A gorgeous and muck-splattered din of vampire-castle ambience and gonzo soundscapery, at least at first. "Bloody Sunset" opens this with a clamor of cathedral bells and strange growling, before settling into the beautiful, moody dark synth instrumental of "Forsaken Citadel". It's all ancient analog fantasy ambience, but then burbling beats, squirming synths and a ultra-primitive goth rock backbeat kicks in, and we're suddenly transported to some ghastly dance floor on "Descent Into Eternal Night" that sounds to me like a weirdly witchy take on early (and I mean early) Depeche Mode; like all of Warlock's tunes, it's over way too quick, with the hooks burrowing into your brain beforeyoueven realize it. And each song steps deeper into the album's odd, uncanny musical catacomb. Ghoulish choral textures unfurl over slow, funerary percussion and languid melodies on songs like "Cryptic Serenade of the Damned", "Forgotten Secrets of Dungeons", "Forest of Haunted Dreams" and the morose closer "Symphony of Desolation", which all do a fantastic job of evoking the best qualities of "Era 1" Mortiis, but with trace elements of a no-fi New Wave quality. The thirty-second "Warlock Advice" murmurs over grainy electronic skuzz, but it's back to the dance floor with "Curse of Endless Sleep"; that's the first song with full-on vocals, and they're a snarling black metal style shriek over rolling toms and a sort of mutated EBM feel. Freakin' awesome. Warlock Corpse's songs on this tape continue that sketchy, malformed structure that seems to be his calling card, leaving you wanting to immediately hit rewind (or replay, or whatever) as each song tumbles through the cob-webbed recesses of this uniquely warped world.
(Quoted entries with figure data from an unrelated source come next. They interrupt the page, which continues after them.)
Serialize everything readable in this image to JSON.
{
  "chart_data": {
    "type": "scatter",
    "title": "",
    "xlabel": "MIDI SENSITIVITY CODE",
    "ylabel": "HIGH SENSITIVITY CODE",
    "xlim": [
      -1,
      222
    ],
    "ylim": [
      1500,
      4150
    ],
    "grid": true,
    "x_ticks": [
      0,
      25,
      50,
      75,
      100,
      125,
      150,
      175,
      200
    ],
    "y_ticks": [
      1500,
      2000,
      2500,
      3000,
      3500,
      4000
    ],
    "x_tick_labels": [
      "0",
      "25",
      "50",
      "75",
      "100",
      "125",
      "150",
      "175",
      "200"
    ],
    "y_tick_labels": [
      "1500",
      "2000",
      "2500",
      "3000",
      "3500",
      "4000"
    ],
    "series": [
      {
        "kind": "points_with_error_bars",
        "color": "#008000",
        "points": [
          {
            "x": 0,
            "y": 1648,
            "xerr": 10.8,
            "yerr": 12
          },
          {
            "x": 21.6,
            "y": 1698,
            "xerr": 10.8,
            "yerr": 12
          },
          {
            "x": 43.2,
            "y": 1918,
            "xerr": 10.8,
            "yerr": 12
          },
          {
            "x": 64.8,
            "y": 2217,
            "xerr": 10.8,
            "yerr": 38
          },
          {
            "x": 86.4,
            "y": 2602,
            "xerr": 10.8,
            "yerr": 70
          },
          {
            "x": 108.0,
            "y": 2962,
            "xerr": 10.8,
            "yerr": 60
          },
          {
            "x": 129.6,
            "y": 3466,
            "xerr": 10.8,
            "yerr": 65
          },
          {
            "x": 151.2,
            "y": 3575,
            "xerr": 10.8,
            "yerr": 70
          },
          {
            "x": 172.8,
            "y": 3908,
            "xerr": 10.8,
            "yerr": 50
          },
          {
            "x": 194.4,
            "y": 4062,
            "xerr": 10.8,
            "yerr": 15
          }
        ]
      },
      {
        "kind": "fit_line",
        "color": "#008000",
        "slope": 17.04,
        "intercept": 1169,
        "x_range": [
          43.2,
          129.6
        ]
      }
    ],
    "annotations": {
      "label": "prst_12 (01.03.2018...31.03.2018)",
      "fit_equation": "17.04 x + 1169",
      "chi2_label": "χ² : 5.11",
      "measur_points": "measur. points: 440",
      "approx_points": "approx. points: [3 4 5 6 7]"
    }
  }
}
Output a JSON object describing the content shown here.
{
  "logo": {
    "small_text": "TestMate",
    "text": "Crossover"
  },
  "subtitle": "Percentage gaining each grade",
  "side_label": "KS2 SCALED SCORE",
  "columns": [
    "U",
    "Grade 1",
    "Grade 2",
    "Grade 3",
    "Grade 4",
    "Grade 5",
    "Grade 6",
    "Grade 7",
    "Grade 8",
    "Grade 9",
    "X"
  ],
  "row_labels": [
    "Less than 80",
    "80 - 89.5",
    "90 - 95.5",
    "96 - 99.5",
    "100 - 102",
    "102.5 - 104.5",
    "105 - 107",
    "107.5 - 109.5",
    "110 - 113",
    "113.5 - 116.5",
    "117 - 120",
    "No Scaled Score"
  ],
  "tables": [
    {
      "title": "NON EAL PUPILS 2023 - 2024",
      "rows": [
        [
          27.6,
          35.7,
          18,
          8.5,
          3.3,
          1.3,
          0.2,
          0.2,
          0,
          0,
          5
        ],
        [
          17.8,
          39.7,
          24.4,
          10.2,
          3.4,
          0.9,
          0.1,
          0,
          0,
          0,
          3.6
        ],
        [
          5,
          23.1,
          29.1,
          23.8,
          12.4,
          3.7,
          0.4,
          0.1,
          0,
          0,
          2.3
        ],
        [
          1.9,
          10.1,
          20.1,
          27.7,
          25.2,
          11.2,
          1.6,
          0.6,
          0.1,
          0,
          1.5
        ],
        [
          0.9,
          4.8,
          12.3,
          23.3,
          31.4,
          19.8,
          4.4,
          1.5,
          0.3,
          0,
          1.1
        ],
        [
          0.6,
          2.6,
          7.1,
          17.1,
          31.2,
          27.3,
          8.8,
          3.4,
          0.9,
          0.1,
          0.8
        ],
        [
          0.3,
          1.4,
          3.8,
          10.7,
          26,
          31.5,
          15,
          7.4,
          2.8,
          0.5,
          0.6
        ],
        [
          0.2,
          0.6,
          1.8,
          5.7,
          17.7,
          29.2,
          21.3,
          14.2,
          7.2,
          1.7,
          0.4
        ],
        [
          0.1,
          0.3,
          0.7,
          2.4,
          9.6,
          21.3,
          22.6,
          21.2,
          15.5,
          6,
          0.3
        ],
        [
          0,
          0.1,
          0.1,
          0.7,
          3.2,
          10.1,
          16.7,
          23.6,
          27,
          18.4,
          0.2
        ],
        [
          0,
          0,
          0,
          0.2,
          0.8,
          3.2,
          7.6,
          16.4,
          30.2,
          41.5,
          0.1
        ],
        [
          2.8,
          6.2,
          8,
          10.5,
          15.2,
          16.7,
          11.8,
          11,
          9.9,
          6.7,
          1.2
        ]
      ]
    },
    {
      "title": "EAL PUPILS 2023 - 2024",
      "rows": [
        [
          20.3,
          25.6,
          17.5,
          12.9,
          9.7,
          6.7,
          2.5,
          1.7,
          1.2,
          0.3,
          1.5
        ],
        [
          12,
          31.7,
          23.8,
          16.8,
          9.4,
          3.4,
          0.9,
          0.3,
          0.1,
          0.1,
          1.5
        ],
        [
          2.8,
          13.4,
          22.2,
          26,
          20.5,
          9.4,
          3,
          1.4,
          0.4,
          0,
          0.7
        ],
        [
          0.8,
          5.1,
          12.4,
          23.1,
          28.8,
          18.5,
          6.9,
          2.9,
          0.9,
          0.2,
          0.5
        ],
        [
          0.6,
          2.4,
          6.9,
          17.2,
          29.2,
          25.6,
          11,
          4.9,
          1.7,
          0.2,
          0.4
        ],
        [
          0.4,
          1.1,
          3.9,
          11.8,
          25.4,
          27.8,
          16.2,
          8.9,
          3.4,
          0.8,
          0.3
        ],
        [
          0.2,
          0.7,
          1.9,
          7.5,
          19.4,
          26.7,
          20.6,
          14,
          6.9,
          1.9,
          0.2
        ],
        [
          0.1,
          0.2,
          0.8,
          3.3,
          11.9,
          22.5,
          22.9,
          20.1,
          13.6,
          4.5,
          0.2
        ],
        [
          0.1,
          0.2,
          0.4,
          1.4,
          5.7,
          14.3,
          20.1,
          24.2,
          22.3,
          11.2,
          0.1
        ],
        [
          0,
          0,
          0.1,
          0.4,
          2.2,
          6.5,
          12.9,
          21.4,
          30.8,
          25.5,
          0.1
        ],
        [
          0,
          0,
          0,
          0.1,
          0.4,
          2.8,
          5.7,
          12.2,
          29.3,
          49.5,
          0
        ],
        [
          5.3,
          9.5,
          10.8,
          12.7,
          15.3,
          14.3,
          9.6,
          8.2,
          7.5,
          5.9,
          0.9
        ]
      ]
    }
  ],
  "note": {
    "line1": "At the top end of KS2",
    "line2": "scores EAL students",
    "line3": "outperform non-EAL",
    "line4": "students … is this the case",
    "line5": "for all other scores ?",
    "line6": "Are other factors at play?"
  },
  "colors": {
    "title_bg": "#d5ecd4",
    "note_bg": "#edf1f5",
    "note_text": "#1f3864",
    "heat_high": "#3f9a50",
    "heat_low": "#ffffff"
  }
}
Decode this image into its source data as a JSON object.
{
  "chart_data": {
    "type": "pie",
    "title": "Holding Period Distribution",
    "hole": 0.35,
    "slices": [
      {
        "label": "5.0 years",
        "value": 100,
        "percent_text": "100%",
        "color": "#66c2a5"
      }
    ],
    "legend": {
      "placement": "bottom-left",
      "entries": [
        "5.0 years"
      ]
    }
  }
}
As with the other "Blue Series" tapes, this cassette (marked only with an iridescent sticker) comes in a lovely reverse j-card housed in a jet-black tape case, which fits into a professionally-printed O-card slipcase with the artist's name on the spine and the letter "B" on the front. Held inside a re-sealable plastic bag with blue fabric, a sticker, and other ephemera. Collect 'em all!